Un arrêté jugé illégal par la préfète de la Corrèze mais qu'importe pour Virginie. Elle a décidé d'ouvrir son magasin Mémé Gâteau ce samedi. En tout, une quinzaine de commerçants du centre-ville ont pris la même décision.

"Je suis ouverte pour garder mes salariés. J'en ai trois. Je suis aussi "ouverte" pour lutter contre le Covid mais je suis "fermée" contre des décisions qui vont tuer tous les petits commerces de notre centre-ville !" Virginie est en colère. Elle ne comprend pas pourquoi on lui demande de fermer sa boutique. Elle explique qu'elle respecte à la lettre les règles sanitaires et sourit :"C'est un peu de la résistance aujourd'hui !"

Des commerçants unis... et des Brivistes solidaires

Bruno vend des vêtements quelques mètres plus loin. Il tient cinq boutiques dans le centre-ville. "Il n'y a rien de cohérent aujourd'hui. Moi je dois fermer alors que je vends des vêtements et les centres commerciaux ouvrent avec leurs rayons textiles. Ce n'est pas normal, ils doivent fermer eux aussi. Aujourd'hui, nous montrons tous ensemble que nous sommes solidaires. "

Devant les boutiques non-essentielles ouvertes, quelques Brivistes s'arrêtent pour encourager les commerçant : "Ne lâchez pas, battez-vous !" Alysson est, elle aussi, venue soutenir ces commerçants. "J'ai acheté de la décoration d'intérieur pour leur montrer que nous les soutenons.

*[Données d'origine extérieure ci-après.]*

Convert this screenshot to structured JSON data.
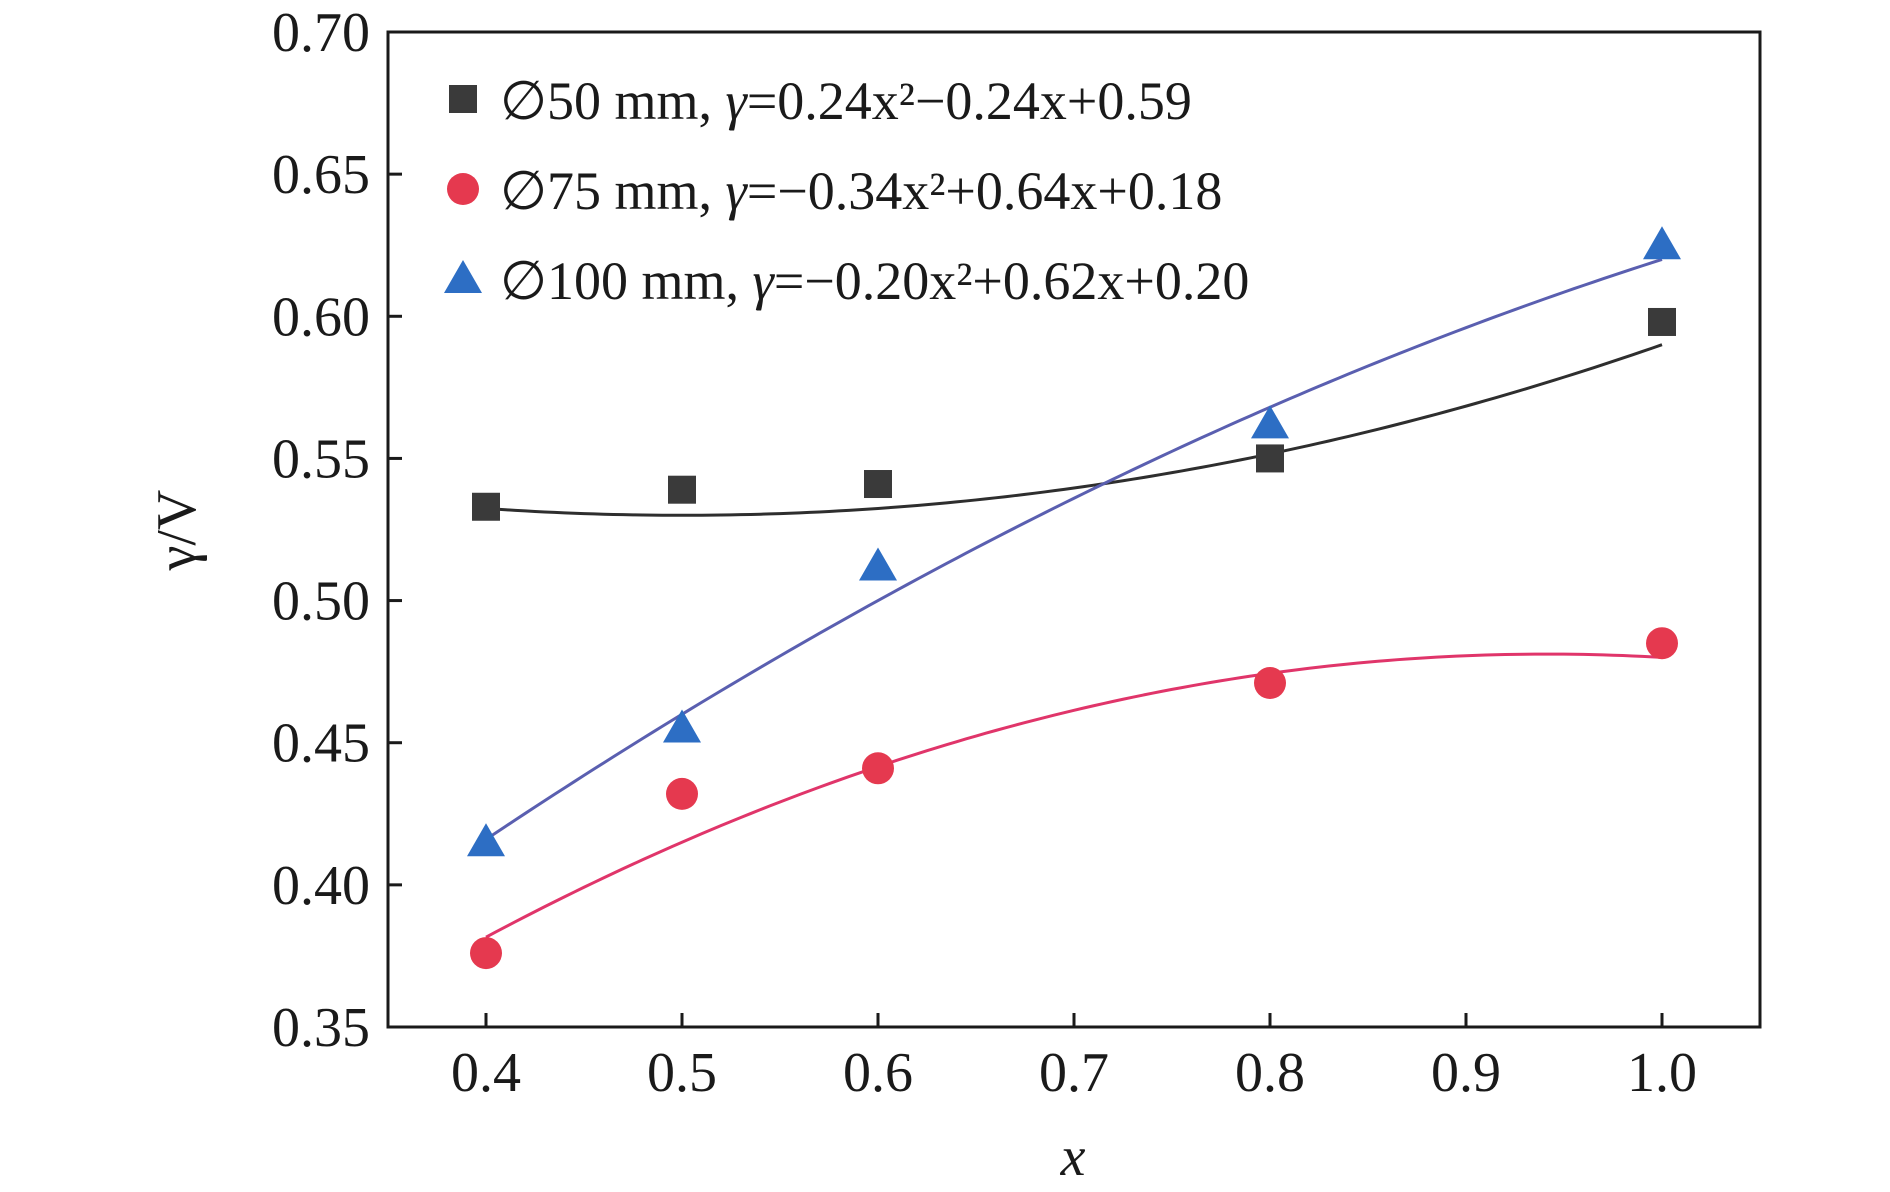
{
  "chart_data": {
    "type": "scatter",
    "xlabel": "x",
    "ylabel": "γ/V",
    "xlim": [
      0.35,
      1.05
    ],
    "ylim": [
      0.35,
      0.7
    ],
    "x_ticks": [
      "0.4",
      "0.5",
      "0.6",
      "0.7",
      "0.8",
      "0.9",
      "1.0"
    ],
    "y_ticks": [
      "0.35",
      "0.40",
      "0.45",
      "0.50",
      "0.55",
      "0.60",
      "0.65",
      "0.70"
    ],
    "grid": false,
    "legend_position": "top-left",
    "series": [
      {
        "key": "d50",
        "label_main": "∅50 mm, ",
        "label_gamma": "γ",
        "label_rest": "=0.24x²−0.24x+0.59",
        "marker": "square",
        "color": "#3a3a3a",
        "line_color": "#2e2e2e",
        "x": [
          0.4,
          0.5,
          0.6,
          0.8,
          1.0
        ],
        "y": [
          0.533,
          0.539,
          0.541,
          0.55,
          0.598
        ],
        "fit": [
          0.24,
          -0.24,
          0.59
        ]
      },
      {
        "key": "d75",
        "label_main": "∅75 mm, ",
        "label_gamma": "γ",
        "label_rest": "=−0.34x²+0.64x+0.18",
        "marker": "circle",
        "color": "#e5394f",
        "line_color": "#e0356a",
        "x": [
          0.4,
          0.5,
          0.6,
          0.8,
          1.0
        ],
        "y": [
          0.376,
          0.432,
          0.441,
          0.471,
          0.485
        ],
        "fit": [
          -0.34,
          0.64,
          0.18
        ]
      },
      {
        "key": "d100",
        "label_main": "∅100 mm, ",
        "label_gamma": "γ",
        "label_rest": "=−0.20x²+0.62x+0.20",
        "marker": "triangle",
        "color": "#2d6ec4",
        "line_color": "#5a5fb0",
        "x": [
          0.4,
          0.5,
          0.6,
          0.8,
          1.0
        ],
        "y": [
          0.415,
          0.455,
          0.512,
          0.562,
          0.625
        ],
        "fit": [
          -0.2,
          0.62,
          0.2
        ]
      }
    ]
  }
}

Ce n'est pas normal de fermer leurs magasins à cause de la crise sanitaire. On se sent plus en sécurité ici que dans les centres commerciaux, il faut arrêter à un moment donné !"

Une ouverture symbolique

Une grande majorité des gérants ont tenu à préciser que cette ouverture "résistante" n'était que symbolique. "Nous voulions faire passer un message fort, nous ne nous laisserons pas faire, explique Anne gérante de "Ici c'est la Corrèze", Nous sommes tous républicains et dès lundi nous allons baisser, à notre tour, notre rideau. Il faut juste que le gouvernement nous écoute."

Du côté de la préfecture, on précise qu'il n'y a eu "aucune fermeture administrative" ce samedi à Brive. Les maires de Brive, Objat ou Malemort ont signé ce vendredi 30 novembre un arrêté permettant d'ouvrir les commerces non-alimentaires. Plusieurs autres maires de villes moyennes de France ont pris des arrêtés similaires, comme Migennes dans l'Yonne, Décize dans la Nièvre, ou encore Aubusson, en Creuse.